PEQUENO ENSAIO SOBRE A MENTIRA

Toda mentira tem um lado de verdade; a dificuldade é saber qual: ao que se quer esconder ou ao que se diz. Dito isso, pode-se reduzir essa "dificuldade" a uma, pois, ao se esconder um fato, desse nada se poderá dizer, na medida que uma vez desconhecido, logo dele nada se saberá. O que nos leva, então, que a "dificuldade" só recaia sobre o que se diz e ai instituem-se mecanismos mentais e visuais, posto que ao se dizer algo que poderá ser desmentido, coloca-se o mitômano num certo limbo moral. E numa sociedade baseada nessa Moral que a tudo condena, também não se pode entregar-se cegamente a esse mecanismo, posto que persiste sempre a tentativa de se flexibilizar, utilizando-se de atalhos, como uma espécie de "jeitinho", que acaba colocando para debaixo do tapete algumas menos "graves". Ao sujeito pego em flagrante, não resta outra alternativa senão assumir a invenção ou padecer no desconfiômetro coletivo. E surgem outras questões: primeiro, o que é a mentira senão uma verdade inventada? Noutras palavras, a ideia de mentira não está diretamente ligada a quem fala, pois a sua ideia de "verdade" não tem que ser exatamente a mesma daquele a quem fala.

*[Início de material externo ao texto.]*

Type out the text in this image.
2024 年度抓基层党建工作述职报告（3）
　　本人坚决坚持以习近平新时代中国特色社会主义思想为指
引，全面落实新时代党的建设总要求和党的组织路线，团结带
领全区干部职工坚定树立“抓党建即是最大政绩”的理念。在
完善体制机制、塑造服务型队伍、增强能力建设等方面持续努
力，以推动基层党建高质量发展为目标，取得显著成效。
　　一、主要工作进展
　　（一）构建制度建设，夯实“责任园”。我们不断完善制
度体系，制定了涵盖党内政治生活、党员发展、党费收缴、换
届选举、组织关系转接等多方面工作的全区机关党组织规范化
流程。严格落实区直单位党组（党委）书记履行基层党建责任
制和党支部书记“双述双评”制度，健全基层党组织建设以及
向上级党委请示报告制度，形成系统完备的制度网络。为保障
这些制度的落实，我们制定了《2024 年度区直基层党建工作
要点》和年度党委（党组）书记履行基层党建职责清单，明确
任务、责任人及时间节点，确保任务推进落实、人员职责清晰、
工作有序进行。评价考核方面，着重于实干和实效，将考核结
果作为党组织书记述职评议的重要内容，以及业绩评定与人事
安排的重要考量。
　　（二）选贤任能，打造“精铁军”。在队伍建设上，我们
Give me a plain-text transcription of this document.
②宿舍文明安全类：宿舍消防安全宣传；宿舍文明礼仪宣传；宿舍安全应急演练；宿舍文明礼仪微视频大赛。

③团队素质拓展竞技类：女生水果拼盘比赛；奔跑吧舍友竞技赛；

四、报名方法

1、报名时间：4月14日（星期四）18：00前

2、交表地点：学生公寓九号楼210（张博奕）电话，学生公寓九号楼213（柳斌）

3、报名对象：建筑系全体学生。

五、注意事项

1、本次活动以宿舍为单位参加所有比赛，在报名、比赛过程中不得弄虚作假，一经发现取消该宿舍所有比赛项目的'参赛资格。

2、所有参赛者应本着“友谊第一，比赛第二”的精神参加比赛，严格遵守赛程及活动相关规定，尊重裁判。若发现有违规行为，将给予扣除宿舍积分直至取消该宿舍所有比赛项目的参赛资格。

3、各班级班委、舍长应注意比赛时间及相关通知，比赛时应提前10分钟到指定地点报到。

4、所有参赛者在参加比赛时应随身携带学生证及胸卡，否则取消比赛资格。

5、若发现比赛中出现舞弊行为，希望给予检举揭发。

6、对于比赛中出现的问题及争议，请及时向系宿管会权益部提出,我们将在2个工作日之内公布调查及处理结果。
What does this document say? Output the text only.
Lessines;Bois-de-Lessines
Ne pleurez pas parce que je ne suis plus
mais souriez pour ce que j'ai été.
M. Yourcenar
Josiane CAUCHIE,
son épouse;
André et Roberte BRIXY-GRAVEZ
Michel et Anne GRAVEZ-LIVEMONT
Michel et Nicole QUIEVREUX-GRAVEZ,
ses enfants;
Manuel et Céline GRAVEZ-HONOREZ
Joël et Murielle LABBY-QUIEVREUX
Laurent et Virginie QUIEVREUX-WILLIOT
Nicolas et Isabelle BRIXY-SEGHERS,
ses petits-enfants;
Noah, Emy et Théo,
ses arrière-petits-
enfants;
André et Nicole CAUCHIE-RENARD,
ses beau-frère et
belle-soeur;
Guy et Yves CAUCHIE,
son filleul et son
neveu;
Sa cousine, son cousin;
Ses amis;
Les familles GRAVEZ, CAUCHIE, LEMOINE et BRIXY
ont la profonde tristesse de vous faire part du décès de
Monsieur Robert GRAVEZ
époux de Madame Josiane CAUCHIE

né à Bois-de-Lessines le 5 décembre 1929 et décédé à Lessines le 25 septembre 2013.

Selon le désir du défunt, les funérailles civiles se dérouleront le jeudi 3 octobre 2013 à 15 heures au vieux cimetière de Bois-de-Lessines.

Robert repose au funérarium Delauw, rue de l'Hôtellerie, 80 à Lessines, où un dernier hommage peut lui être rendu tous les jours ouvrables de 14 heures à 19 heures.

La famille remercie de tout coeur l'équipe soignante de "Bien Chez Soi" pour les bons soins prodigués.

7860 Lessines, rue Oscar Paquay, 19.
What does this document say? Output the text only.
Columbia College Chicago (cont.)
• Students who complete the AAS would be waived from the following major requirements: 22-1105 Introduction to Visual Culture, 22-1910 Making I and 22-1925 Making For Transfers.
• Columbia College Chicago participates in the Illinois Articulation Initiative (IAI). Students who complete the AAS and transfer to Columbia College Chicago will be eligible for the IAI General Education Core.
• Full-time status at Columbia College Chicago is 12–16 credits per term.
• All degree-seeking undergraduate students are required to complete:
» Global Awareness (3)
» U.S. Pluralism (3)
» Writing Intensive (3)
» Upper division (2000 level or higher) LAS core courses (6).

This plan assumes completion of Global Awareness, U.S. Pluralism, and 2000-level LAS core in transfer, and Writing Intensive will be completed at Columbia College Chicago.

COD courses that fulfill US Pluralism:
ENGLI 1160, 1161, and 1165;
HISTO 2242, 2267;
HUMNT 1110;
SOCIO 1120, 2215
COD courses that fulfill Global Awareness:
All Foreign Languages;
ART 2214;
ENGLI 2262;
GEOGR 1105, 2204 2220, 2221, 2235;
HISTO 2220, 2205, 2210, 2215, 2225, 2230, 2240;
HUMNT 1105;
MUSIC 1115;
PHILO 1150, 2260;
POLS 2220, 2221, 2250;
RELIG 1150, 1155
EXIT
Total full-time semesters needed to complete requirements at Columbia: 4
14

Sendo a sociedade essa massa "disforme" na medida que nela estão as mais diferentes crenças, opiniões, modos de ver o mundo, não se poderia querer essa uniformização de um princípio que é, tão somente, Moral. Alguns poderão, não sem razão, argumentar que para se viver numa sociedade tem-se que ter o mínimo de regras onde todos possam viver em harmonia. Sim e não. Sim, porque não fosse assim estaríamos, ainda, nos tempos das cavernas e não estamos, felizmente, mais nessa era. Não, porque, ao se considerar, também não sem razão, que qualquer regra pretende adestrar o Homem para comportamentos previamente conhecidos e reconhecidos, penso que a tão apregoada harmonia, princípio fundamental de qualquer regra, ao se deparar com aquilo que não condiz ao estabelecido, entra em choque. E o choque, o curto circuíto, o embate são, ou poderão ser, sinais que as tais regras já não correspondem ao que anteriormente era o oposto da anomia. E para uma sociedade que se pretende extremamente sadia qualquer amostra de "deficiência" deve ser extirpada. Com isso, volto ao começo: se toda mentira tem um lado de verdade, só nos restando saber qual, não deveríamos, então, ao invés de dizermos as nossas crianças "não mente" que é feio, não deveríamos dizer "quem mente" fica feio, pois, de novo, baseado que vivemos numa sociedade narcisista e hedonista, posso garantir que, no futuro, nossos governantes seriam mais sérios e altruístas, e o povo, coitado do povo, não seria obrigado a assistir senador, da tribuna, descaradamente, vomitar as maiores bravatas para, depois, com a maior cara de pau, se descobrir que, aquela nobre excelência, usou do espaço para inventar suas verdades. Me deu nojo. Nojo por saber que nossos representantes agem segundo interesses contrários aos do povo. Nojo por saber que a prática da política, que esses excelsos senhores desempenham, em nada enaltece o cargo a que ocupam. Ao contrário, difundem no ethos coletivo a sensação de que a política é a Arte dos espertos, dos malandros, dos gatunos. Me deu nojo por saber que com tais práticas faltarão recursos na educação, na saúde, nos transportes, enfim, recursos que foram desviados farão com que gerações inteiras não tenham melhores condições de vida. E o quadro que se avizinhará não precisa ser gênio para saber qual será. É isso.